611.5231/720: Telegram
The Chargé in Spain (Crosby) to the Secretary of State
[Received May 20—4:57 p.m.]
39. Reference my No. 37, May 9, 3 p.m.; at his request I called on the Undersecretary of State this morning who, while explaining [Page 547] the difficult situation in which his Government would find itself by granting us most-favored-nation treatment and receiving no specific concessions for Spanish products in return, handed me an informal memorandum of which the following is a translation:
“The pressure exercised by the 400 winegrowers of Almeria who have been in Madrid, the publicity given to their efforts, the justice of their demands and the grave crisis which they are going through make it difficult for the Government of the Republic to concede most-favored-nation treatment to the products in the list which the Government of the United States will present while, in exchange for this important concession on our part, so beneficial for North America, the admission of the Almeria grape into that country (even under the phytopathological regimen similar to that applied to Florida and Argentina) and the concessions for cork, are not granted.”
From the outset the Ministry of State has evinced its good faith and desire to settle the matter to our satisfaction. It seems to have encountered, however, difficulties in the carrying out of this policy particularly on the part of the Ministry of Agriculture which from the beginning appears to have been averse to granting us most-favored-nation treatment with no definite concessions in return and it was for this reason that Calderon urged the speedy submission by us of a list as outlined in my No. 36, May 6, 5 p.m.
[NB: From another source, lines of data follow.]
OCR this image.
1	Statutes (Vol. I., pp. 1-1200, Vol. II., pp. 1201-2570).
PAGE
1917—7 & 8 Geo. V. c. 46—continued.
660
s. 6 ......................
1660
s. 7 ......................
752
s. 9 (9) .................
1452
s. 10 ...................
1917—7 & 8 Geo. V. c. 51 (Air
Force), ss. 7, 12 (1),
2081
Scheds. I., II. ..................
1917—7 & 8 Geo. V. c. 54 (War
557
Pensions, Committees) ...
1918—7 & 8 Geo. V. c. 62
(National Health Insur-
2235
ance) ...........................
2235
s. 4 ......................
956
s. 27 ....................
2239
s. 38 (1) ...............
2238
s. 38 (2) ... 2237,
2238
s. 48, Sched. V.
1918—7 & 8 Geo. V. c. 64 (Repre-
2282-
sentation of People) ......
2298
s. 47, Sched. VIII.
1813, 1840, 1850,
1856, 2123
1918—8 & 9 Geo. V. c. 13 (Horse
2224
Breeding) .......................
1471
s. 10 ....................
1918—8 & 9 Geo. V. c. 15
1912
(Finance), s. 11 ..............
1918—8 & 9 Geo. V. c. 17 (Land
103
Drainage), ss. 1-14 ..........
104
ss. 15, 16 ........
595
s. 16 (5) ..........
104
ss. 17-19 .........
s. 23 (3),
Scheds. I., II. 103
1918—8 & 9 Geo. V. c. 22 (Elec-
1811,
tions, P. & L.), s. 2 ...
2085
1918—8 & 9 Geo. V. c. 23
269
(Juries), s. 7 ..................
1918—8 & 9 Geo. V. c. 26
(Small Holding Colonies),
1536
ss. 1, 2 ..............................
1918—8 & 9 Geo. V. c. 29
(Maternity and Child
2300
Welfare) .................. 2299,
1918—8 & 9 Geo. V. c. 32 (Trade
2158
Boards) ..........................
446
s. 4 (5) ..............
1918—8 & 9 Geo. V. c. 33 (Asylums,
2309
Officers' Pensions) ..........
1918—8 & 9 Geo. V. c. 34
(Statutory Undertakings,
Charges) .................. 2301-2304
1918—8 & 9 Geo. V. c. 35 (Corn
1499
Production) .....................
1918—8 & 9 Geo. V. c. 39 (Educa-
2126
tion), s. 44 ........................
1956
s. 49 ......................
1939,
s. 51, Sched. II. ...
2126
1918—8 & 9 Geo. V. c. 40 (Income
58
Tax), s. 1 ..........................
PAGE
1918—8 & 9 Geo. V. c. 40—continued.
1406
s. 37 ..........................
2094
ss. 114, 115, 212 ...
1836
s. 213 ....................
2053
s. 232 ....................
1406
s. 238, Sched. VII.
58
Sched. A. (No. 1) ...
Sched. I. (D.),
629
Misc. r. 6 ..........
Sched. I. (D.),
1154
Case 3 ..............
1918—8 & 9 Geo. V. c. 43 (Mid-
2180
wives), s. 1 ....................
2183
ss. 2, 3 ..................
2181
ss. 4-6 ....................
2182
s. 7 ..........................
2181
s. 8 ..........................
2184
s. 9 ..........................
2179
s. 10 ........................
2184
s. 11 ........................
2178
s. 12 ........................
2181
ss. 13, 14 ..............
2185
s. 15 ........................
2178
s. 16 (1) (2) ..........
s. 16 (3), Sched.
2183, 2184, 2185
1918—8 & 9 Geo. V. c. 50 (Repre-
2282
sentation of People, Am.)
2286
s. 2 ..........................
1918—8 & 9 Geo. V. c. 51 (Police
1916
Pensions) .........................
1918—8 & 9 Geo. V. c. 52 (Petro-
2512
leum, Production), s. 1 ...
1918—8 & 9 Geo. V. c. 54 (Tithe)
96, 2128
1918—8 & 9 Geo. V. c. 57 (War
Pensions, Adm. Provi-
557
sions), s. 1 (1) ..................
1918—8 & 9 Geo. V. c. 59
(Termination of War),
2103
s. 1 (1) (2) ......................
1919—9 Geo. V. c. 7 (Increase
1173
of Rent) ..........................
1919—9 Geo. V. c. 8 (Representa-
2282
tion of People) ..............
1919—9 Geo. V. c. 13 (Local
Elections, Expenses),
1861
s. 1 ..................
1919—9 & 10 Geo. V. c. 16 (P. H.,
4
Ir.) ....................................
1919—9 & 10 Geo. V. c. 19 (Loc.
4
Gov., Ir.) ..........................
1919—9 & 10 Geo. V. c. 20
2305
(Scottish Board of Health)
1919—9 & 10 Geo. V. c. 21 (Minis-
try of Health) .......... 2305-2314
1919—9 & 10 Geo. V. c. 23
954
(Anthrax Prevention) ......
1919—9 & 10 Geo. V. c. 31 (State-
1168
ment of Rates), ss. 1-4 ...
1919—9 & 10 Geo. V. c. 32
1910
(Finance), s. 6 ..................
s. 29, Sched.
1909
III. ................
The changed attitude on the part of the Ministry of State is undoubtedly the result of the very recent protest of the Almeria winegrowers mentioned in the memorandum handed me by the Undersecretary of State and possibly that of other interested elements which has strengthened the Ministry of Agriculture’s objections. The Ministry of State also expresses apprehension that the matter of Spain’s trade grievances against us may, as a result of action on the part of the interests concerned, be aired in the Cortes which would place it in particular and the Government in general in the political untenable position of having granted us an important concession with nothing in return.